The present invention relates to check valves, and more particularly, to a check valve which is specifically adapted for use with a medical syringe. The check valve may be used to close a fluid conduit or container. The syringe may be inserted into the valve to withdraw fluid from the conduit or container.
In providing medical treatment to patients, it is often necessary to administer medications and other fluids to the patient using a syringe equipped with a needle. To prevent contamination, the needle should not be installed upon the syringe until immediately before insertion of the needle into the patient's body. As a result, it is preferred that the syringe not be filled by inserting the needle tip into the container of medication of other fluid. To accomplish this, the syringe is filled without the needle or other attachment mounted at its distal end.

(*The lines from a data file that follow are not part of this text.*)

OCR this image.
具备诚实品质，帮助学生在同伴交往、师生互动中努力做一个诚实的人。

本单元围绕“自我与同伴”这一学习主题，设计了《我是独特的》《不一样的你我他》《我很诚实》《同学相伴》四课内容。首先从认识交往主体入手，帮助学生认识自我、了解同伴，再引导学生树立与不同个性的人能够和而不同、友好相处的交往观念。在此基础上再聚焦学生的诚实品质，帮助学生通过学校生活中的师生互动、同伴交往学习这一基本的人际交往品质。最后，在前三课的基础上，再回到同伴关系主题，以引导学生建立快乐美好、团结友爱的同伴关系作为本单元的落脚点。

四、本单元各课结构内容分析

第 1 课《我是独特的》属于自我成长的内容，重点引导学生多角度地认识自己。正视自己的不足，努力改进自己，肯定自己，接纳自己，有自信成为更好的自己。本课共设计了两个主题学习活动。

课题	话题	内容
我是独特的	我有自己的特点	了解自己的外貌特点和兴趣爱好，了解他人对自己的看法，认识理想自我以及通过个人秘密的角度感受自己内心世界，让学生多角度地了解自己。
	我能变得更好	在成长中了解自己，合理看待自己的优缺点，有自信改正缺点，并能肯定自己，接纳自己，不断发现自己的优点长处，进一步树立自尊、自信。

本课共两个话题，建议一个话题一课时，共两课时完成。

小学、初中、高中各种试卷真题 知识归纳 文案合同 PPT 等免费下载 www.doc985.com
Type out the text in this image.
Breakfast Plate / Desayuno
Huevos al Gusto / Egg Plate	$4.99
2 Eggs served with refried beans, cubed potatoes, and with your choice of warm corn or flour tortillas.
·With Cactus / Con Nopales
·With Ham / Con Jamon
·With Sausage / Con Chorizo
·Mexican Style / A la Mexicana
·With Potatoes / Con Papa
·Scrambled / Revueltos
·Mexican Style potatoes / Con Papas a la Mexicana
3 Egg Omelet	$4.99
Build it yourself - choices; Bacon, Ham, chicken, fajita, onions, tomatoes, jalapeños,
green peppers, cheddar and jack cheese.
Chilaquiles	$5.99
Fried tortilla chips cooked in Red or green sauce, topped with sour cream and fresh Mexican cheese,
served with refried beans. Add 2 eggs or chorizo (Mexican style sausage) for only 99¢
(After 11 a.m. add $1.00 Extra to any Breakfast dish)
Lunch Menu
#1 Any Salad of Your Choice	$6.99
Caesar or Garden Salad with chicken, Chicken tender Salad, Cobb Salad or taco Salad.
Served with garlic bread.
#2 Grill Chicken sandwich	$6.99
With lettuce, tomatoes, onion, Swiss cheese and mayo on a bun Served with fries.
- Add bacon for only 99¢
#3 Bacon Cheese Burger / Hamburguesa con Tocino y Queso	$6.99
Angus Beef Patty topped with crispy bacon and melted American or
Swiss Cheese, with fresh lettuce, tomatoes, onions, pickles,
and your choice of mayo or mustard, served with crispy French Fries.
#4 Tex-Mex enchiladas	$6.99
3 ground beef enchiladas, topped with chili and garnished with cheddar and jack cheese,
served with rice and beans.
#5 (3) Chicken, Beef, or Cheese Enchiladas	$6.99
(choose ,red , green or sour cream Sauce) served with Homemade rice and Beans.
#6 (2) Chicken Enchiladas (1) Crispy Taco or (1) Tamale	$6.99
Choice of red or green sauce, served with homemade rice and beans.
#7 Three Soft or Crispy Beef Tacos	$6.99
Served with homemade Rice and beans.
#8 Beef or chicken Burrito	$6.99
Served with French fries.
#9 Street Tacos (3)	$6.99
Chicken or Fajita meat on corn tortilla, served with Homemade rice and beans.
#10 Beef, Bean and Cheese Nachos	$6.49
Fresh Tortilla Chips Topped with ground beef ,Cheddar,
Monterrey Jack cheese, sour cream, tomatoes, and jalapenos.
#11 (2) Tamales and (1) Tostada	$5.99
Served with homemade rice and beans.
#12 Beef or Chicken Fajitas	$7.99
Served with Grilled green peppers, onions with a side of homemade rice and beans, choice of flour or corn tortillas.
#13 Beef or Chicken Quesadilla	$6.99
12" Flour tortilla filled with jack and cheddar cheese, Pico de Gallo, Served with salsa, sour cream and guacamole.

Fluid is often withdrawn into the syringe from a bulk container. In large institutions such as hospitals a number of syringes are often filled by a single technician working in a central medicine supply area. In such environments, the fluid may be held within an elevated container, with a conduit extending from the container to the work area. The conduit is closed by a valve which normally prevents fluid from emerging from the conduit. Fluid may be drawn into the syringe upon connnecting the syringe with the valve.
One common type of valve for use in such a manner is a conventional stopcock. Such a valve includes a port for connection to the fluid supply and a port which is selectively connectible to the distal end of a syringe to be filled. A rotary valving portion is disposed in the flow path, and is movable between an open position and a closed position. After a syringe has been connected to the valve, the rotary portion is turned, typically via a handle, to permit fluid flow.
Because such a valve includes moving parts, great care must be taken in manufacturing the valve. More importanting, since the valving mechanism, i.e., the rotary portion, is mounted internally, the valve cannot be effectively cleaned.
A second type of check valve which could be used for closing such a fluid supply conduit is shown in U.S. Pat. No. 3,831,629, issued Aug. 27, 1974 to Mackal et al. Such a valve is often used in the inflation of urethral catheters. The valve includes a sleeve-like body including a rear portion and a relatively narrow forward portion, the junction between the portions defining a sealing surface. A plug-like valve element is disposed within the body, and is urged forward by an elastomeric rear portion connecting the valve element with the valve body. The element is held in contact with the sealing surface, thereby closing the fluid conduit. When the distal end of the syringe is inserted into the forward portion of the valve body, it contacts the valve element. This in turn moves the element rearwardly, opening a fluid passage around the valve element.
One disadvantage with the check valve disclosed in Mackal et al is the tortuous path which the fluid must follow as it passes around the valve element. For example, where the fluid is blood, the red blood cells can be damaged as they bump against each other and the valve elements and valve body walls while moving around the elements within the valve. Even in the case of a medications, the pressure drop as the fluid passes the valve element may introduce air into the fluid or may otherwise detrimentally agitate the solution.
What is needed, therefore, is a check valve for use in conjunction with a syringe for withdrawing fluids from a supply container. Such a valve should eliminate the problem noted above by providing for easy cleaning of the valve, and by defining a straight flow path for the fluid with no appreciable pressure drop. The valve should be capable of quickly be resealed, and should be sufficiently inexpensive that the valve assembly is disposable.